Мы возвратились в большую комнату, где, как мне сейчас показалось, было до странности тихо. Лишь за балконом шелестело: не то листва, не то мелкий дождь. В стекле балконной двери на какой-то миг отразилась я, а за мной Голубка. Наши бокалы сверкали от бокового света, что проникал из дальнего угла. Это были красивые, редкостные бокалы. Они были разного цвета — голубой и зеленый. Но из обоих к нашим губам притекало одно и то же вино, очень светлое, терпкое, чем-то напомнившее мне бруснику.
— Какие бокалы! — прошептала я. — Где ты их взяла?
— Подарили. Недавно.
— Дорогие…
— Дорогие.
Мы смолкли. Она была очень неразговорчива, но молчала легко, без мук. Держа бокалы в руках, мы безмятежно думали, каждая о своем. А я и не думала, я смотрела издали на смутные очертания городов и людей, которые сейчас отделились в памяти и повисли, словно пар, в самом темном углу, под потолком — в чужой, еще не обжитой комнате. Я и не пила, а только губой теребила глубокий узор на бокале…
А она смотрела на меня близоруко, слегка смежив густые, пушистые и ненакрашенные ресницы, сквозь которые искрящейся голубизной просвечивала доброта. И еще какая-то упрямая безответность.
Ее характер был для меня загадкой. Она была неизменно тиха, покорна, терпима. Она подчинялась обстоятельствам и чужой воле. Она подчинялась порой обстоятельствам диким, возмутительным. Без слов, без перемен на снежно белом лице. Лицо ничего не выражало, кроме адского терпения. Я видела это не раз. Каменное лицо. Даже и тени вздоха, который пришлось подавить, не отыскать было на ее лице. Не знаю почему, но меня это раздражало. Там более что я видела и другое.
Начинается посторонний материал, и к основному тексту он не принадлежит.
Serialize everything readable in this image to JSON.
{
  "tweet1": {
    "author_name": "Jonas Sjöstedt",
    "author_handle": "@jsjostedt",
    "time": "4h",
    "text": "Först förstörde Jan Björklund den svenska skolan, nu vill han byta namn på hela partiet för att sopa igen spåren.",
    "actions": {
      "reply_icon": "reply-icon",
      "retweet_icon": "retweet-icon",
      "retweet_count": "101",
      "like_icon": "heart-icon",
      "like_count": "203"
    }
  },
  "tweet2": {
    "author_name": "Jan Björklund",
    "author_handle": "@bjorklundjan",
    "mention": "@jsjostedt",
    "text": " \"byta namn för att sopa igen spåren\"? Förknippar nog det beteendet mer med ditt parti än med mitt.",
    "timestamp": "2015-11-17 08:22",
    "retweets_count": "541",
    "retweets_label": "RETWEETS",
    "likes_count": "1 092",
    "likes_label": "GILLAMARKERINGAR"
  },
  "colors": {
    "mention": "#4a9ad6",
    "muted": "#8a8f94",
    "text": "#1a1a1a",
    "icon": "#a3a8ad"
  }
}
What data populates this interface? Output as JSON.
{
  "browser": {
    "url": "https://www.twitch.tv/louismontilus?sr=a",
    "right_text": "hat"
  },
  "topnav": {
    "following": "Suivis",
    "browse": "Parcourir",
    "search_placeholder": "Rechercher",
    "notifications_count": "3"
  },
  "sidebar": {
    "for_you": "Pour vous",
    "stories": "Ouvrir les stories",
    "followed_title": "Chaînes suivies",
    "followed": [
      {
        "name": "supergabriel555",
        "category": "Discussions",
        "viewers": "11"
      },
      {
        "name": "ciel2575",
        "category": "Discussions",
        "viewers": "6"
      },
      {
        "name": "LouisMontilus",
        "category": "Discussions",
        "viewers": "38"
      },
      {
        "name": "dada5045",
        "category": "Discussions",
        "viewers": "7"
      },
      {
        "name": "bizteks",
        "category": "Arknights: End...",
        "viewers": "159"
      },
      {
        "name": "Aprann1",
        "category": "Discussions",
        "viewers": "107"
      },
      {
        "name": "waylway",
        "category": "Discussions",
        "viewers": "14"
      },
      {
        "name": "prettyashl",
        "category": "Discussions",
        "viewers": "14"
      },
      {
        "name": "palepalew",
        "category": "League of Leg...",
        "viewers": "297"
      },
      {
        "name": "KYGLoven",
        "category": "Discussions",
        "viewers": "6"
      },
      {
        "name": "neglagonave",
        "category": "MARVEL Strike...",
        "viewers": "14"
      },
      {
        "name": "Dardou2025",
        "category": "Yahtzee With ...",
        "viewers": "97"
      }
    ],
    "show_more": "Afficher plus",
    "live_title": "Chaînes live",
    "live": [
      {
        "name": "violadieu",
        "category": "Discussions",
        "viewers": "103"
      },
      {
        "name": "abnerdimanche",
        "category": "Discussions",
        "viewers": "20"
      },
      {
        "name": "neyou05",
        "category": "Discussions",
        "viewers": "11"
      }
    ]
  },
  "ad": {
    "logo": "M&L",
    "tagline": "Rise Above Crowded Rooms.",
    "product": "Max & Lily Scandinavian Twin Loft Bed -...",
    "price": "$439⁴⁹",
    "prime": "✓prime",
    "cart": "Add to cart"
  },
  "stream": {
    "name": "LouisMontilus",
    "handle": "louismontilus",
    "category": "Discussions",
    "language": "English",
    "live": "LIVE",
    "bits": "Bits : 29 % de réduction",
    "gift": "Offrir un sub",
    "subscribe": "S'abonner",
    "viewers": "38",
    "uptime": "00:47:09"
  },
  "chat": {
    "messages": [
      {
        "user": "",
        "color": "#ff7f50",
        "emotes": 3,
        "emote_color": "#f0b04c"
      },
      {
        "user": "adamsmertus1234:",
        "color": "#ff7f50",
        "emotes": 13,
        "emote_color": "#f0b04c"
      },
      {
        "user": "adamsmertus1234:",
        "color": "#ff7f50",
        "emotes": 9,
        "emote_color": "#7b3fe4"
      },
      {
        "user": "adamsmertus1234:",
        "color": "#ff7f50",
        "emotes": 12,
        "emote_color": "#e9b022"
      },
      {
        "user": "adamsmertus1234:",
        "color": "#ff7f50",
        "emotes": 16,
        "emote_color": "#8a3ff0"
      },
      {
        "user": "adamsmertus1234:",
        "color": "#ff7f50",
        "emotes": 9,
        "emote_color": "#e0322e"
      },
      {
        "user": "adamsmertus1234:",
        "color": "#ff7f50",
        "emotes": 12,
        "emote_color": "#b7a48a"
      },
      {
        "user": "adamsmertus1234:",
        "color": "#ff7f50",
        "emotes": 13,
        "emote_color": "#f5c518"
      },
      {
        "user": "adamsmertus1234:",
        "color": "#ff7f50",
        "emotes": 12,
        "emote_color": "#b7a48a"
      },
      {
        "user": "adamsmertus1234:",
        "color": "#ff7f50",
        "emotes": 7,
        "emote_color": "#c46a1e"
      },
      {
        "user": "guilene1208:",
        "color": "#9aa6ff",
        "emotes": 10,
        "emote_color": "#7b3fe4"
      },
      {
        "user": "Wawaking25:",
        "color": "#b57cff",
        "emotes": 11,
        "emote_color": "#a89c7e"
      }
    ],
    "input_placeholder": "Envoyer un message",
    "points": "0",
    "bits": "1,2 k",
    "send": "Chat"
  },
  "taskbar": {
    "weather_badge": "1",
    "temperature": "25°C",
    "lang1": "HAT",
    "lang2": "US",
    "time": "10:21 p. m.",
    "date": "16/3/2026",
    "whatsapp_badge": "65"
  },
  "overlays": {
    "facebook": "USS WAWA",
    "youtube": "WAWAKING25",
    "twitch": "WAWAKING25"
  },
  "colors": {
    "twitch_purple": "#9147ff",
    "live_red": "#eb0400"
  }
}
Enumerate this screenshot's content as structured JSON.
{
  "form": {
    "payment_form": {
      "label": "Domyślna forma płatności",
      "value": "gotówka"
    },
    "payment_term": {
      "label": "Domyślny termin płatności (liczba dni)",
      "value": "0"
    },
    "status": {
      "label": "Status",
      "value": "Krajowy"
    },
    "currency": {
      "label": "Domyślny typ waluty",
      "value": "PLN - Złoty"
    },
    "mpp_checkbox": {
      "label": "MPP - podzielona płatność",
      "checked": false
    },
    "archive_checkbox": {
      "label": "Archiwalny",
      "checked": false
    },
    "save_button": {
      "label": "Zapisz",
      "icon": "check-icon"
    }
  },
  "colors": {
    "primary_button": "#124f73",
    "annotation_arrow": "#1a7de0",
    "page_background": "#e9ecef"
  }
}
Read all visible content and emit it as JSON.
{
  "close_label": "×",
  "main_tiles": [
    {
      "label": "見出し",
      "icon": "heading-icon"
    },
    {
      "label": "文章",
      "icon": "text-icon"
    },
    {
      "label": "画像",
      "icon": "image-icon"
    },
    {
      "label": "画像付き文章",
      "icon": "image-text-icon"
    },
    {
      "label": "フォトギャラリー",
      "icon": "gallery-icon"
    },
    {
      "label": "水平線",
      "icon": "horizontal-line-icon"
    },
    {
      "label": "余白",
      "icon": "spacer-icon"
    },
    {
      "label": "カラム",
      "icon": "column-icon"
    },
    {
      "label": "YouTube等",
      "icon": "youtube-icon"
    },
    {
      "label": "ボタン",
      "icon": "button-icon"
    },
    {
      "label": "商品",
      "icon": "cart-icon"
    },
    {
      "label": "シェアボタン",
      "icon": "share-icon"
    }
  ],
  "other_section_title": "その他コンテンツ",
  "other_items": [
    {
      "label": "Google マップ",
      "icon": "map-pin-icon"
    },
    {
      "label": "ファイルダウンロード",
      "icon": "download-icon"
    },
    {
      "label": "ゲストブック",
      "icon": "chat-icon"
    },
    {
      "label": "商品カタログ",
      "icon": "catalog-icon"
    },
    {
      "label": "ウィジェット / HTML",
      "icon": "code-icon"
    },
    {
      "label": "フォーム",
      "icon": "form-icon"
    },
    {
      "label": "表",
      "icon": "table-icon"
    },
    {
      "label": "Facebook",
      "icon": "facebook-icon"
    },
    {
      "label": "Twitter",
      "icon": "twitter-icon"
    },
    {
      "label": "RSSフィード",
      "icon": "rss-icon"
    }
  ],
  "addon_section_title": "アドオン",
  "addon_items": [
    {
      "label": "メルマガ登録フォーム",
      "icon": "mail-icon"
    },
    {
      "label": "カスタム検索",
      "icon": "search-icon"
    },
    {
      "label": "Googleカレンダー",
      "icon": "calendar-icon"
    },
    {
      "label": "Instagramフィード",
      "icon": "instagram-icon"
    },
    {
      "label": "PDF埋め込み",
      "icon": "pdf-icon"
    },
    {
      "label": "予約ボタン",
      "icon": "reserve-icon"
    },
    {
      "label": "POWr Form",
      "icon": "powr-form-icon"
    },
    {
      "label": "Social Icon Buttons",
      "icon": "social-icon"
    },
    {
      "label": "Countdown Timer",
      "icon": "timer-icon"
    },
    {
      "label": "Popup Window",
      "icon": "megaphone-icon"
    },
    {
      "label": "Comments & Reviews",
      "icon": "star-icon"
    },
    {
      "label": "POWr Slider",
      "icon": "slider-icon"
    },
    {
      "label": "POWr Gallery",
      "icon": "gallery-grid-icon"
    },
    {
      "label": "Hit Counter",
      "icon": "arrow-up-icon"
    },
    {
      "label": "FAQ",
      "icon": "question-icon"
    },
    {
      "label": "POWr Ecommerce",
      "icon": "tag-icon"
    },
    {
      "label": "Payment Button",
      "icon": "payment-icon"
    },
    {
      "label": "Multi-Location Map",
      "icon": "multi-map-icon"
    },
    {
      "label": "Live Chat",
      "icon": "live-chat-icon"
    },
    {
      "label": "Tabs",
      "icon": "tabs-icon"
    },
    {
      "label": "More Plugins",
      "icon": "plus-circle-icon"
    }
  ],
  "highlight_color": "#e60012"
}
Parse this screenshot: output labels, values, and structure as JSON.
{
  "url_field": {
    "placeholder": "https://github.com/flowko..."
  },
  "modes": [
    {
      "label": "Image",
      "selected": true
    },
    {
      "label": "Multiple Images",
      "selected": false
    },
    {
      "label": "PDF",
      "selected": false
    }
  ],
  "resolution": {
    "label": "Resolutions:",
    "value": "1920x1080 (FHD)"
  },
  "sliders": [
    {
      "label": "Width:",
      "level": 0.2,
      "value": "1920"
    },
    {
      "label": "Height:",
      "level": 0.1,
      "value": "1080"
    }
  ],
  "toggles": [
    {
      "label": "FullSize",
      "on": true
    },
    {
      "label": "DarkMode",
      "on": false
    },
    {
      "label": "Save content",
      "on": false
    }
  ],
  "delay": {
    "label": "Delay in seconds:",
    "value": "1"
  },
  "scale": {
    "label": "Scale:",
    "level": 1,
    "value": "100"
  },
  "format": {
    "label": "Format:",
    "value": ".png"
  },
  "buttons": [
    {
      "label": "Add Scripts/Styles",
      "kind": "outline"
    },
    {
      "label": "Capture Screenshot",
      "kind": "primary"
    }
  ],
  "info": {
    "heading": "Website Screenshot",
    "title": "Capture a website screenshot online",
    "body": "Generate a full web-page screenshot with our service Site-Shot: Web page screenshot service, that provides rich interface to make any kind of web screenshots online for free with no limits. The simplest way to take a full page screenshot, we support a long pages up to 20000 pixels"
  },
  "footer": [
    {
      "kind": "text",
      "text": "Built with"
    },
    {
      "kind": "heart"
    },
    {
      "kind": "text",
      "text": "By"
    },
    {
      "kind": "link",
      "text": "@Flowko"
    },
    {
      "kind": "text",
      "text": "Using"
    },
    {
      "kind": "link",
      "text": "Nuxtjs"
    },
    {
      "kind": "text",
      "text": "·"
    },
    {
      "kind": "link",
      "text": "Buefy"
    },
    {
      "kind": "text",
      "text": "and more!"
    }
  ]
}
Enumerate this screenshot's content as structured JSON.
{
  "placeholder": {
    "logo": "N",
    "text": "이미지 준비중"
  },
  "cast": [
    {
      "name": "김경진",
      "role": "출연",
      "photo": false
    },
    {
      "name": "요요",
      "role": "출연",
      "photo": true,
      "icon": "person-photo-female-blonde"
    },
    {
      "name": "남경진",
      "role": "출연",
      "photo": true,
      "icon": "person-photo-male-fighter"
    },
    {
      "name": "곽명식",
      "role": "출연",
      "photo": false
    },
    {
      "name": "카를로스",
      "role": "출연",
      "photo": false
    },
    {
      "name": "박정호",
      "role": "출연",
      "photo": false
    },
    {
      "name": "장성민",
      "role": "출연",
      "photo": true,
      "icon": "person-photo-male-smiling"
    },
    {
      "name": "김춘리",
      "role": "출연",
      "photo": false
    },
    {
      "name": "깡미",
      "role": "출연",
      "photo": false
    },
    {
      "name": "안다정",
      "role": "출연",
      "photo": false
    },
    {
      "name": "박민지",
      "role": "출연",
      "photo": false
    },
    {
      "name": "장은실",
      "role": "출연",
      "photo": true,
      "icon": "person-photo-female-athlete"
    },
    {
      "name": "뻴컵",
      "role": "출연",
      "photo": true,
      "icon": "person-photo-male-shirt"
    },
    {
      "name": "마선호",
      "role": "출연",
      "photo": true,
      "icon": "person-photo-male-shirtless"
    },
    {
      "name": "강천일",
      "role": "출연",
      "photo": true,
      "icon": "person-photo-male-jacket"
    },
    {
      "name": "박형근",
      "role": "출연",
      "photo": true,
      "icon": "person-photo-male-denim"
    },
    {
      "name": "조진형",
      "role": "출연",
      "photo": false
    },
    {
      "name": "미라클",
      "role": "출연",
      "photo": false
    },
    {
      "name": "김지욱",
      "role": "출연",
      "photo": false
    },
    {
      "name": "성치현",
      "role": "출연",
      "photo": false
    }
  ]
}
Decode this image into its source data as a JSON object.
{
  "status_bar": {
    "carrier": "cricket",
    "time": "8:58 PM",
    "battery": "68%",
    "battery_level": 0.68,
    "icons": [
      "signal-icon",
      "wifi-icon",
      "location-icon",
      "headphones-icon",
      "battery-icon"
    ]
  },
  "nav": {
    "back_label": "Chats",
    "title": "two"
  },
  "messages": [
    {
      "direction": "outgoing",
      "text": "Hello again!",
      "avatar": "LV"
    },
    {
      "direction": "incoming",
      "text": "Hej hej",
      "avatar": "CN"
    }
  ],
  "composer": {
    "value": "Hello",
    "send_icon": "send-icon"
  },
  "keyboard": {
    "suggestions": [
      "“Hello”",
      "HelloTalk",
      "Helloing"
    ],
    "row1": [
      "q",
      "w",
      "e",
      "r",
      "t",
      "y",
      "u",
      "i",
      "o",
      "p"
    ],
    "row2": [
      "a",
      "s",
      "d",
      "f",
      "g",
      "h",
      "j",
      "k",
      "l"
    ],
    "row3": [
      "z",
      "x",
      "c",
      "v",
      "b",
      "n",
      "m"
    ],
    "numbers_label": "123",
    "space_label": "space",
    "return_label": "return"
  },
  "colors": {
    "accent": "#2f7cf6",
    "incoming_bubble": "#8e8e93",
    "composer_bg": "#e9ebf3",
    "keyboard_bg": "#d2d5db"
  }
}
Я видела, как на нее сходило порой такое же каменное несогласие. Тогда оставалось ее только убить. Потому что никаким уговорам она не поддавалась. И все это опять же с выражением адского терпения.
Когда она подчинялась капризу мужа, который ни с того ни с сего говорил нам: «Нет, мы с Галей никуда не поедем!» — и молча шла в кухню заниматься хозяйством, я видела, что она подчиняется не бездумно, на ее тихом лице лежала печать какого-то знания… Что-то такое она знала, что было известно лишь ей одной. Какая-то тугая, сильная идея была вколочена в ее женское сознание. И с нею ей жилось легко. Она никогда не колебалась! Эта неведомая идея руководила ею жестко и однозначно. Не было вариантов. Соглашалась сразу и до конца, и точно так же упиралась.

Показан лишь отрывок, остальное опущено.